Low Sodium Carrot Cake Muffins
These Low Sodium Carrot Cake Muffins are a healthier twist on a classic favorite. Filled with grated carrots, raisins, and warm spices like cinnamon and nutmeg, these muffins offer all the rich, comforting flavors of carrot cake without the added salt. The whole wheat flour provides extra fiber, while the honey sweetens the muffins naturally.

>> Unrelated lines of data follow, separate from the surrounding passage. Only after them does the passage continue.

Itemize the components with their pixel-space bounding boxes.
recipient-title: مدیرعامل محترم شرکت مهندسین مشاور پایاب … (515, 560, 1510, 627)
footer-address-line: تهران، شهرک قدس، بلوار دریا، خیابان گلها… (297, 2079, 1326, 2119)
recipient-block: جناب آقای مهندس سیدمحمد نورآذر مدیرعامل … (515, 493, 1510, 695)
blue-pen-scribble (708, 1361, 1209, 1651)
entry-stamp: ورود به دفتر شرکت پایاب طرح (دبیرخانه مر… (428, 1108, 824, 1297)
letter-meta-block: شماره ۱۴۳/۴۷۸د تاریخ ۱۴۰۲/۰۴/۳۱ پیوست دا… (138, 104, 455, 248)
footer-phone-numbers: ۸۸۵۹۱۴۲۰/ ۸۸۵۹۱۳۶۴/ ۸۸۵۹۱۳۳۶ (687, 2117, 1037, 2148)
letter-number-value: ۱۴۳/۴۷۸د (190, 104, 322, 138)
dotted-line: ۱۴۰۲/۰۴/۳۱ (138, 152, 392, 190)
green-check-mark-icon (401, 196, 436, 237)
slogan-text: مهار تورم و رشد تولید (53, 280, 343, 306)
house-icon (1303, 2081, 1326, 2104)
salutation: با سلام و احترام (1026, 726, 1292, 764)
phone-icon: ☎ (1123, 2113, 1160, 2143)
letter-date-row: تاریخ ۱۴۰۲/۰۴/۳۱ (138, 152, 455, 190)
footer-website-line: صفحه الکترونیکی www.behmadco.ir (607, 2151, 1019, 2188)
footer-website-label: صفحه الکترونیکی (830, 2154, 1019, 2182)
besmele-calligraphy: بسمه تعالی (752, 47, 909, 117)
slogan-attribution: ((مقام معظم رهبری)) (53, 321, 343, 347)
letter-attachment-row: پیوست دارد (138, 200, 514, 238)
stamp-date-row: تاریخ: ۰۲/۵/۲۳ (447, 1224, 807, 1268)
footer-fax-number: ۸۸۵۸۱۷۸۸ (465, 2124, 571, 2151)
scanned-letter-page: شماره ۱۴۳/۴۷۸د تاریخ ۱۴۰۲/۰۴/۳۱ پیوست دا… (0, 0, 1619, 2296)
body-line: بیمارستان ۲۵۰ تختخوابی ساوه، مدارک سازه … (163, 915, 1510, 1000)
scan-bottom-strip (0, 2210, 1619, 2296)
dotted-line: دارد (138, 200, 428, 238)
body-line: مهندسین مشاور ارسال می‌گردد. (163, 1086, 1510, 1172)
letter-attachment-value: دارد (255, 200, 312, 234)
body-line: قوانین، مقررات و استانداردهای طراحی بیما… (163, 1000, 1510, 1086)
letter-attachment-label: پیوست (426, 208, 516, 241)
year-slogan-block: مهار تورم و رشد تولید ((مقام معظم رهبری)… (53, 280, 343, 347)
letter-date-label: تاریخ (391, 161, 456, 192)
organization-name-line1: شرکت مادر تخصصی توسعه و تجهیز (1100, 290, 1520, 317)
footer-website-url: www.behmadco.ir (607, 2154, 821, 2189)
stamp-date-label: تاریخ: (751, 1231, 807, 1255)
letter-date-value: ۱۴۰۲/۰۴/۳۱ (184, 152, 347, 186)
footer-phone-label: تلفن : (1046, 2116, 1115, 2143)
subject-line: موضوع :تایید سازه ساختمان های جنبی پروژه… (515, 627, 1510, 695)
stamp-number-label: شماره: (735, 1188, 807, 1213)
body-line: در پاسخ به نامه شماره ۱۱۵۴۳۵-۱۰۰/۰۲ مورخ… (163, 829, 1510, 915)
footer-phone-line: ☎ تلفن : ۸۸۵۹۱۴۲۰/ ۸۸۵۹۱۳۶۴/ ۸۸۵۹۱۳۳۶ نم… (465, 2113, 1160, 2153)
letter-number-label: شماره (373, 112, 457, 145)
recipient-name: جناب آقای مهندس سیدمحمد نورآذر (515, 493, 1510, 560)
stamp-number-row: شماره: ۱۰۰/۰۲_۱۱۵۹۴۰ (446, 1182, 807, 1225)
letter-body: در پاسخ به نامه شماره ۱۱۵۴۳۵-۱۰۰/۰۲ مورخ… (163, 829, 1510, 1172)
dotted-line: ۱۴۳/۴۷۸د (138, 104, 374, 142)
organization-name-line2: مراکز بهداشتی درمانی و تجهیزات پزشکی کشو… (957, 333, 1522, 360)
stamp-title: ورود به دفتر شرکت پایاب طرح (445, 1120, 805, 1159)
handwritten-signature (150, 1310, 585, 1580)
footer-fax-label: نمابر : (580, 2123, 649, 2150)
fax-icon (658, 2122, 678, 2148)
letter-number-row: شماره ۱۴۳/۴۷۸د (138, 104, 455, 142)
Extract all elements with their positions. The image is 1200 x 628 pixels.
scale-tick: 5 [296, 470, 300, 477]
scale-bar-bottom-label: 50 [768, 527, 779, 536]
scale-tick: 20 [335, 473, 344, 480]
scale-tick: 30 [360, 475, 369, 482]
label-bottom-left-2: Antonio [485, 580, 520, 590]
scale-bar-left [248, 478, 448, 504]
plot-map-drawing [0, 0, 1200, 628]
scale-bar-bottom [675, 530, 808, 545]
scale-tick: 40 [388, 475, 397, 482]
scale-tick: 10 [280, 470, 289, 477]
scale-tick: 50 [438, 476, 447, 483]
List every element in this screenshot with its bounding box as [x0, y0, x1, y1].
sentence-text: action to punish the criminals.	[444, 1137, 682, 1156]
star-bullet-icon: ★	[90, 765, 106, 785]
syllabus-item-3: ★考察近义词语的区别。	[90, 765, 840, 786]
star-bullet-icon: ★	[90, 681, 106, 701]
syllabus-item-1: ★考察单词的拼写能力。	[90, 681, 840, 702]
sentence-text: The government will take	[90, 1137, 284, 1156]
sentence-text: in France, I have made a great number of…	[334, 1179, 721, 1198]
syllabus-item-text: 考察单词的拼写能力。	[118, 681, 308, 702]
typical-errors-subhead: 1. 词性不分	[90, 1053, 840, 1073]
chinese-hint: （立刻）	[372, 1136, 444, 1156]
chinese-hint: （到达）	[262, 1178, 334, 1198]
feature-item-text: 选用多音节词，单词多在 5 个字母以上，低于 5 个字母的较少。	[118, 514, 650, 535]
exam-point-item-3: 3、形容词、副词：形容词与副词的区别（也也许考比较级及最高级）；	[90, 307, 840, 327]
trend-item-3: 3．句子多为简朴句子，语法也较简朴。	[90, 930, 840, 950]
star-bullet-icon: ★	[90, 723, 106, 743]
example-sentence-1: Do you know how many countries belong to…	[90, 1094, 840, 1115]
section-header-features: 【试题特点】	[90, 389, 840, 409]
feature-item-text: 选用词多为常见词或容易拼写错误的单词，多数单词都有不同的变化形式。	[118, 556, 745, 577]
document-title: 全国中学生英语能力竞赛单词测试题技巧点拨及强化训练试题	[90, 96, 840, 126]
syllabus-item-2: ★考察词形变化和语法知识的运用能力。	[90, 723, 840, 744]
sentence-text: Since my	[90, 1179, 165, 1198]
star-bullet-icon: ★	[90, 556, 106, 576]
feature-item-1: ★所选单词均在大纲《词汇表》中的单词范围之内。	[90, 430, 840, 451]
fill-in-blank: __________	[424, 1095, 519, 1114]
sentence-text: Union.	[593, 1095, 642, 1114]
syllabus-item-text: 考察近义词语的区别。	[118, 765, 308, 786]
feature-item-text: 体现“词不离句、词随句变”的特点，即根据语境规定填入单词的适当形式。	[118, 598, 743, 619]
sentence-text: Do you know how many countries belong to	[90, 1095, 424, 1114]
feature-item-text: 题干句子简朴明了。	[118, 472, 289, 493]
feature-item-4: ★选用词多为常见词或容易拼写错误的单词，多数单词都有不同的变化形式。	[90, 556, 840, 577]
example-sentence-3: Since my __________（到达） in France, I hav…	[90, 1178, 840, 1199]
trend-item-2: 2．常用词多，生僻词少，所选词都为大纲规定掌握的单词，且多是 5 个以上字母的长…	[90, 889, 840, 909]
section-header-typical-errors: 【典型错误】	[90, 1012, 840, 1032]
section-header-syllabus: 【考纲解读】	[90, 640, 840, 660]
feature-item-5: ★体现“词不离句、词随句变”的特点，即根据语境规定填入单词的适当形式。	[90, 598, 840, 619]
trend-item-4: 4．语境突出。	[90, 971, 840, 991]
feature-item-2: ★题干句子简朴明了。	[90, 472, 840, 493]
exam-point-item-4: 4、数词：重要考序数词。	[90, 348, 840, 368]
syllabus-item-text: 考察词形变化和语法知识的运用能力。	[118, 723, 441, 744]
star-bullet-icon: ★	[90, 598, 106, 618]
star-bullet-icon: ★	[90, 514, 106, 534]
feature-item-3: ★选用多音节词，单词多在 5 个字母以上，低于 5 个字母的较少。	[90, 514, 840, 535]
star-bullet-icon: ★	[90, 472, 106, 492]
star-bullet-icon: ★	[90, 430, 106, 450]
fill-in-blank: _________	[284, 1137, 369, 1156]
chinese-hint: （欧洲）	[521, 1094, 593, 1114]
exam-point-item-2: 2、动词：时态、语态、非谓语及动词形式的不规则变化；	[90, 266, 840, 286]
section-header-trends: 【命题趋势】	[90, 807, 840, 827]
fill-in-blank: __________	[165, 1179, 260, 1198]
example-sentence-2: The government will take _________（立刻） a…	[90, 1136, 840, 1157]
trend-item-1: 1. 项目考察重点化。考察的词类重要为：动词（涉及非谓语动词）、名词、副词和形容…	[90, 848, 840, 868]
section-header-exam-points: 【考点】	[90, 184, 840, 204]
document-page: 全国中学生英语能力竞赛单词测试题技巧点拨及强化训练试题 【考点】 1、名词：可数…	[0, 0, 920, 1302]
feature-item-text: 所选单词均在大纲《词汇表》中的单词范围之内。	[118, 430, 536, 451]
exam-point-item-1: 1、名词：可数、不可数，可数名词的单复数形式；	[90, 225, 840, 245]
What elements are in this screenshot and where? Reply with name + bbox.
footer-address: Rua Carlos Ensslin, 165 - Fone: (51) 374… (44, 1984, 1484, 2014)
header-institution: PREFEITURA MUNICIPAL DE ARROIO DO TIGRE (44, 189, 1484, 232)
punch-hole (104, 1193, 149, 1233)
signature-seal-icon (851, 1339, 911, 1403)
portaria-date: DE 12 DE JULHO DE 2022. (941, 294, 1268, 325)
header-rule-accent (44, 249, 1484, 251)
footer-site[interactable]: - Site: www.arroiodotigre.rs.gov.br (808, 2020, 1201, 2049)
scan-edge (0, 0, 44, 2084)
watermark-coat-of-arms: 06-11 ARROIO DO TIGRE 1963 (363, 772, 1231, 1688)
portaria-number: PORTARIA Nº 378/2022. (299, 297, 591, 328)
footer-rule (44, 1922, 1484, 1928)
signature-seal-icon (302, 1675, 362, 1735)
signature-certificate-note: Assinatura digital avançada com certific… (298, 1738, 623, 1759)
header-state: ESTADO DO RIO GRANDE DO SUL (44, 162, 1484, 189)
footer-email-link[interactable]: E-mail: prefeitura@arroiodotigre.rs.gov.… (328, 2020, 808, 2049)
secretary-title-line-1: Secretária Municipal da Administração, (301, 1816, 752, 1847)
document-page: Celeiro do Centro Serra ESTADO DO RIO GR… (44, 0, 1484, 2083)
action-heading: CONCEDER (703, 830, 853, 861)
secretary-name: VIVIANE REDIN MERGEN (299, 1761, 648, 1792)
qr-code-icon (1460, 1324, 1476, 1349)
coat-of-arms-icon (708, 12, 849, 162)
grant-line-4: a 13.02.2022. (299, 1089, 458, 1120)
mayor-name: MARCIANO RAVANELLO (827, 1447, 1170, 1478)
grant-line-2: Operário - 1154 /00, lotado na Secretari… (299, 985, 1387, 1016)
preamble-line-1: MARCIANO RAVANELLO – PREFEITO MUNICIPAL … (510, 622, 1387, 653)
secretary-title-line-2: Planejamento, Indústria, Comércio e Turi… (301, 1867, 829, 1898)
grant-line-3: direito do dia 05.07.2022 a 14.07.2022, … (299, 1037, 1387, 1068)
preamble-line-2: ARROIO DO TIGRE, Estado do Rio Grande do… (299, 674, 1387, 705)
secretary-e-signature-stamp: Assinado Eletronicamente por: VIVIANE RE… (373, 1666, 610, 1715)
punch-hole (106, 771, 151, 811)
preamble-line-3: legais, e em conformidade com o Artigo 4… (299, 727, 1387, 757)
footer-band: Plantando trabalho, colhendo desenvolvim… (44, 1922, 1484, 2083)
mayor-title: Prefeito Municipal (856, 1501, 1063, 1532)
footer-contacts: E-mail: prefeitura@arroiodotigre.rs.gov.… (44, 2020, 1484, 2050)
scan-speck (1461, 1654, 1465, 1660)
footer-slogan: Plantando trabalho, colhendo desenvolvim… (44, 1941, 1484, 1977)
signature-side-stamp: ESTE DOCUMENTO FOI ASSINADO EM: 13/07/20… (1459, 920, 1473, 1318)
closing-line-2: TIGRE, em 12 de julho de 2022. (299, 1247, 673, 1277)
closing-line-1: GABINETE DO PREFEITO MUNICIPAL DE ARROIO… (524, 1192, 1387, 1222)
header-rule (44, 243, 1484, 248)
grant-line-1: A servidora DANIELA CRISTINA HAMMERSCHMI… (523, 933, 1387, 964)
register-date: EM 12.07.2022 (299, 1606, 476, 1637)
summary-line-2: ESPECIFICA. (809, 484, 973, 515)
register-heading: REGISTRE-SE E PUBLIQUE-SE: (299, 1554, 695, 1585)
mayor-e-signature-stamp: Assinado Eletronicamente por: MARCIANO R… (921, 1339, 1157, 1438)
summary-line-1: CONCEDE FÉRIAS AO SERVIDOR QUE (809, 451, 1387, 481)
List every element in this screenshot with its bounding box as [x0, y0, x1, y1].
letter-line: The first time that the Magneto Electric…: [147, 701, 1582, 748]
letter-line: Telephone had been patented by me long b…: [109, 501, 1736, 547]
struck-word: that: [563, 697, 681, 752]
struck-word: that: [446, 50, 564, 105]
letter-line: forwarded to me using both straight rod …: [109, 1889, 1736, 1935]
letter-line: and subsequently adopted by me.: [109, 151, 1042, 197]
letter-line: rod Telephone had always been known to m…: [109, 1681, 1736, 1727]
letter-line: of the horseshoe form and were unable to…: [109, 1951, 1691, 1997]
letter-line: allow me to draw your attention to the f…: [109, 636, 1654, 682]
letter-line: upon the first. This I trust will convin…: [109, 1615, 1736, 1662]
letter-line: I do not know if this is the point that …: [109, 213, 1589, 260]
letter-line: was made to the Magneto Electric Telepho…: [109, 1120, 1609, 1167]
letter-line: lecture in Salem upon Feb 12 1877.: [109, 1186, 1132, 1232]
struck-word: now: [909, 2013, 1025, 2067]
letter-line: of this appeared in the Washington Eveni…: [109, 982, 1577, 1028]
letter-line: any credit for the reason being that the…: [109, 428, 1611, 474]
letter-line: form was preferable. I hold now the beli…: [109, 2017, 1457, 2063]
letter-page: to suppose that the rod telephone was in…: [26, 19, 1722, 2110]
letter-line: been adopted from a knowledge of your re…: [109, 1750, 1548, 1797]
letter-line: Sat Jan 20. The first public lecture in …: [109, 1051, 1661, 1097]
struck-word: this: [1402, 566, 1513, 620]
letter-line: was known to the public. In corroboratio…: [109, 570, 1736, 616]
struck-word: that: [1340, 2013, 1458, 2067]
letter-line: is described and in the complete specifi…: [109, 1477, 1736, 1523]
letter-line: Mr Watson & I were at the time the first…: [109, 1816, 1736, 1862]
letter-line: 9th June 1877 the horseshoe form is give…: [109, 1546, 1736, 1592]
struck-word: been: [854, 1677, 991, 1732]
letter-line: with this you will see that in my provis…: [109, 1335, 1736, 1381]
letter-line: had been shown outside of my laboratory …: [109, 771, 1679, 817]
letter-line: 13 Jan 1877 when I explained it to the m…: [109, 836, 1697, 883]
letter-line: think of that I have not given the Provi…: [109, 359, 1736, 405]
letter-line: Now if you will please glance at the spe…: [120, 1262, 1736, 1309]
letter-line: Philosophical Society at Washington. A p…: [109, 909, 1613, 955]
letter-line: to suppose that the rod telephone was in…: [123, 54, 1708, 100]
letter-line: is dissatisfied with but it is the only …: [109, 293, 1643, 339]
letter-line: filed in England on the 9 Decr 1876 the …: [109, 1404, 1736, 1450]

Perfect for breakfast or a snack, these muffins are not only low in sodium but also packed with nutrients, making them a delicious, guilt-free treat.
Ingredients:
- 1 1/2 cups whole wheat flour
- 1/2 cup rolled oats
- 1 teaspoon cinnamon
- 1/2 teaspoon baking powder
- 1/2 teaspoon baking soda
- 1/4 teaspoon nutmeg
- 1/4 cup honey or maple syrup
- 2 large eggs
- 1/2 cup unsweetened applesauce
- 1/2 cup grated carrots (about 2 medium carrots)
- 1/4 cup raisins
- 1/2 cup unsweetened almond milk (or any milk of choice)
- 1 teaspoon vanilla extract
Instructions:
- Preheat the oven to 350°F (175°C) and line a muffin tin with paper liners or lightly grease it.
- In a medium bowl, whisk together the whole wheat flour, oats, cinnamon, baking powder, baking soda, and nutmeg.
- In a separate bowl, mix together the honey, eggs, applesauce, almond milk, and vanilla extract.
- Add the wet ingredients to the dry ingredients and stir until just combined.
- Fold in the grated carrots and raisins.
- Spoon the batter into the muffin tin, filling each cup about two-thirds full.
- Bake for 18-22 minutes, or until a toothpick inserted into the center of a muffin comes out clean.
- Allow the muffins to cool in the tin for 5 minutes before transferring them to a wire rack to cool completely.
These Low Sodium Carrot Cake Muffins are a delicious and healthy alternative to traditional carrot cake. The natural sweetness of carrots and raisins, combined with the warm spices, makes these muffins flavorful and satisfying. By using whole wheat flour, you increase the fiber content, making these muffins more filling and heart-healthy. They are low in sodium, making them an excellent option for anyone on a low-sodium diet. Whether enjoyed for breakfast or as an afternoon snack, these muffins provide a wholesome and tasty treat that’s perfect for any occasion.